Tus primeros dientecitos
Cuando eras un bebé, unos dientes pequeños asomaron a través de tus encías. Se llaman dientes de leche. Tienen justo el tamaño adecuado para una boca pequeña, y te ayudan a masticar y a sonreír.
Pero a medida que creces, tu boca crece también. Pronto esos dientecitos se quedan demasiado pequeños para tu mandíbula más grande.
Los dientes nuevos se abren paso
Escondido debajo de cada diente de leche, un diente de mayor más grande ha estado creciendo en silencio. Cuando está listo, empuja despacio hacia arriba.

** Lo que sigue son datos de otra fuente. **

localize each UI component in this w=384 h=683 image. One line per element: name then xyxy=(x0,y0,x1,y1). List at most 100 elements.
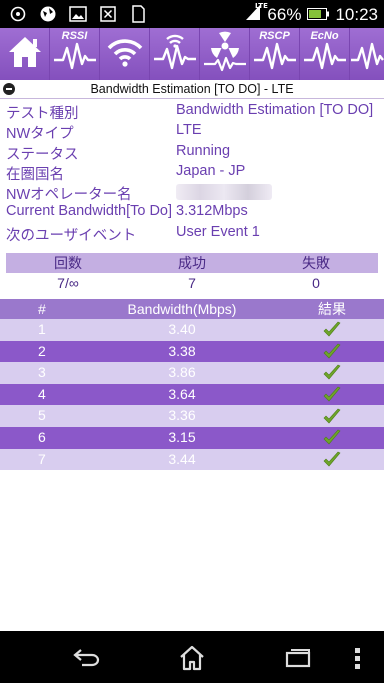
clock: 10:23 xyxy=(335,4,378,24)
check-icon xyxy=(323,321,341,337)
info-key: 次のユーザイベント xyxy=(6,227,137,244)
notification-icons xyxy=(8,4,148,24)
info-key: 在圏国名 xyxy=(6,166,64,183)
info-value: Bandwidth Estimation [TO DO] xyxy=(176,102,374,118)
row-bandwidth: 3.15 xyxy=(168,428,196,445)
wifi-wave-button[interactable] xyxy=(150,28,200,80)
status-bar: LTE 66% 10:23 xyxy=(0,0,384,28)
menu-button[interactable] xyxy=(348,645,368,671)
rssi-button[interactable]: RSSI xyxy=(50,28,100,80)
summary-value: 0 xyxy=(312,275,320,291)
results-header: # Bandwidth(Mbps) 結果 xyxy=(0,299,384,319)
more-wave-icon xyxy=(350,32,384,76)
wifi-button[interactable] xyxy=(100,28,150,80)
info-key: ステータス xyxy=(6,146,79,163)
info-value: Running xyxy=(176,142,231,159)
home-icon xyxy=(7,35,43,73)
check-icon xyxy=(323,386,341,402)
wifi-icon xyxy=(106,37,144,71)
info-value: 3.312Mbps xyxy=(176,203,248,220)
info-row: 在圏国名 Japan - JP xyxy=(0,162,384,183)
header-bandwidth: Bandwidth(Mbps) xyxy=(127,301,237,317)
summary-header: 成功 xyxy=(178,255,206,271)
row-bandwidth: 3.36 xyxy=(168,407,196,424)
table-row: 5 3.36 xyxy=(0,405,384,427)
row-result xyxy=(280,341,384,363)
notification-circle-icon xyxy=(8,4,28,24)
results-table: # Bandwidth(Mbps) 結果 1 3.40 2 3.38 3 3.86 4 3.6… xyxy=(0,299,384,471)
info-table: テスト種別 Bandwidth Estimation [TO DO] NWタイプ… xyxy=(0,101,384,244)
home-nav-icon xyxy=(180,645,204,671)
row-bandwidth: 3.38 xyxy=(168,342,196,359)
info-key: テスト種別 xyxy=(6,106,79,122)
table-row: 1 3.40 xyxy=(0,319,384,341)
info-value: User Event 1 xyxy=(176,223,260,240)
signal-icon xyxy=(245,3,261,26)
info-row: Current Bandwidth[To Do] 3.312Mbps xyxy=(0,202,384,222)
info-row: 次のユーザイベント User Event 1 xyxy=(0,223,384,244)
info-row: ステータス Running xyxy=(0,142,384,163)
info-row: NWオペレーター名 xyxy=(0,182,384,204)
info-row: NWタイプ LTE xyxy=(0,121,384,143)
recent-apps-icon xyxy=(285,649,311,668)
info-value: Japan - JP xyxy=(176,162,246,179)
table-row: 4 3.64 xyxy=(0,383,384,406)
toolbar: RSSI RSCP EcNo xyxy=(0,28,384,80)
row-number: 7 xyxy=(38,450,46,467)
navigation-bar xyxy=(0,631,384,683)
info-key: NWオペレーター名 xyxy=(6,187,132,204)
radiation-button[interactable] xyxy=(200,28,250,80)
check-icon xyxy=(323,429,341,445)
more-button[interactable] xyxy=(350,28,384,80)
row-number: 6 xyxy=(38,428,46,445)
row-number: 1 xyxy=(38,321,46,337)
recent-apps-button[interactable] xyxy=(284,645,312,671)
row-number: 4 xyxy=(38,385,46,402)
row-number: 2 xyxy=(38,342,46,359)
row-result xyxy=(280,405,384,427)
row-result xyxy=(280,427,384,449)
image-icon xyxy=(68,4,88,24)
row-bandwidth: 3.64 xyxy=(168,385,196,402)
check-icon xyxy=(323,408,341,424)
table-row: 7 3.44 xyxy=(0,448,384,471)
title-bar: Bandwidth Estimation [TO DO] - LTE xyxy=(0,80,384,99)
check-icon xyxy=(323,343,341,359)
table-row: 6 3.15 xyxy=(0,426,384,449)
ecno-button[interactable]: EcNo xyxy=(300,28,350,80)
summary-header: 回数 xyxy=(54,255,82,271)
overflow-menu-icon xyxy=(355,648,360,669)
row-bandwidth: 3.44 xyxy=(168,450,196,467)
header-result: 結果 xyxy=(318,301,346,317)
page-title: Bandwidth Estimation [TO DO] - LTE xyxy=(90,82,294,96)
back-icon xyxy=(73,649,100,667)
row-bandwidth: 3.86 xyxy=(168,364,196,381)
table-row: 2 3.38 xyxy=(0,340,384,363)
row-result xyxy=(280,362,384,384)
row-number: 3 xyxy=(38,364,46,381)
home-button[interactable] xyxy=(0,28,50,80)
check-icon xyxy=(323,365,341,380)
check-icon xyxy=(323,451,341,467)
close-box-icon xyxy=(98,4,118,24)
info-row: テスト種別 Bandwidth Estimation [TO DO] xyxy=(0,101,384,122)
wifi-wave-icon xyxy=(153,32,197,76)
row-number: 5 xyxy=(38,407,46,424)
redacted-operator-name xyxy=(176,184,272,201)
summary-header: 失敗 xyxy=(302,255,330,271)
row-bandwidth: 3.40 xyxy=(168,321,196,337)
summary-table: 回数 成功 失敗 7/∞ 7 0 xyxy=(6,253,378,293)
summary-value: 7/∞ xyxy=(57,275,79,291)
rscp-button[interactable]: RSCP xyxy=(250,28,300,80)
table-row: 3 3.86 xyxy=(0,362,384,384)
home-nav-button[interactable] xyxy=(178,645,206,671)
radiation-icon xyxy=(203,30,247,78)
info-value: LTE xyxy=(176,122,202,139)
info-key: NWタイプ xyxy=(6,126,74,143)
header-number: # xyxy=(38,301,46,317)
sd-card-icon xyxy=(128,4,148,24)
info-key: Current Bandwidth[To Do] xyxy=(6,203,173,220)
back-button[interactable] xyxy=(72,645,100,671)
battery-percent: 66% xyxy=(267,4,302,24)
row-result xyxy=(280,449,384,471)
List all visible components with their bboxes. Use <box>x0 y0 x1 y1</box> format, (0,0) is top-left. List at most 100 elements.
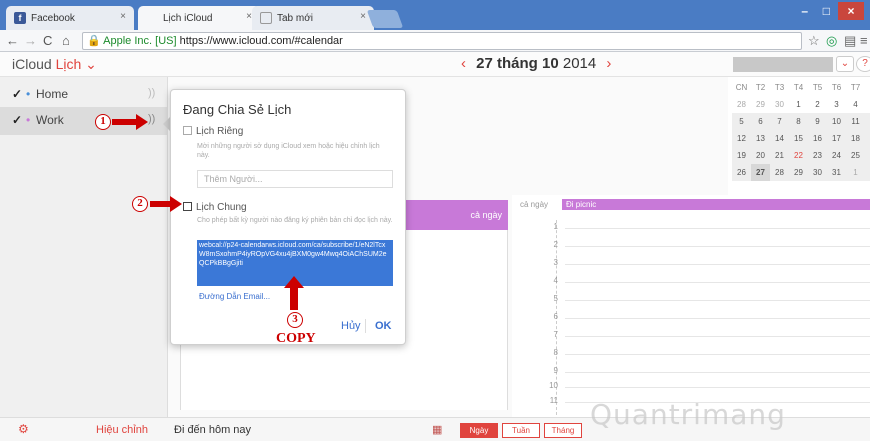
window-close-button[interactable]: × <box>838 2 864 20</box>
date-navigator: ‹ 27 tháng 10 2014 › <box>455 55 617 72</box>
day-cell[interactable]: 1 <box>846 164 865 181</box>
bookmark-star-icon[interactable]: ☆ <box>808 33 820 49</box>
popup-title: Đang Chia Sẻ Lịch <box>183 102 292 117</box>
maximize-icon[interactable]: □ <box>823 4 830 18</box>
day-cell[interactable]: 4 <box>846 96 865 113</box>
forward-icon[interactable]: → <box>24 33 37 48</box>
prev-day-icon[interactable]: ‹ <box>461 55 466 72</box>
calendar-icon[interactable]: ▦ <box>432 423 442 436</box>
private-checkbox[interactable] <box>183 126 192 135</box>
day-cell[interactable]: 11 <box>846 113 865 130</box>
copy-annotation: COPY <box>276 331 316 346</box>
back-icon[interactable]: ← <box>6 33 19 48</box>
new-tab-icon <box>260 12 272 24</box>
day-cell[interactable]: 2 <box>808 96 827 113</box>
edit-link[interactable]: Hiệu chỉnh <box>96 424 148 436</box>
brand-label: iCloud <box>12 56 52 72</box>
menu-icon[interactable]: ≡ <box>860 33 868 48</box>
grid-line <box>565 336 870 337</box>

A medida que el diente nuevo empuja, afloja la raíz del diente de leche que tiene encima. ¡Por eso tu diente empieza a moverse! Al final el dientecito se cae, y el diente nuevo, más fuerte, ocupa su lugar.
Cuidar tus dientes
Tus dientes de mayor tienen que durarte toda la vida, así que cuídalos. Cepíllatelos dos veces al día e intenta no comer demasiados alimentos con azúcar. Unos dientes sanos te ayudan a masticar, a hablar y a sonreír.
Dato curioso: Perderás unos 20 dientes de leche y te crecerán hasta 32 dientes de mayor: ¡los últimos puede que no aparezcan hasta que seas adulto!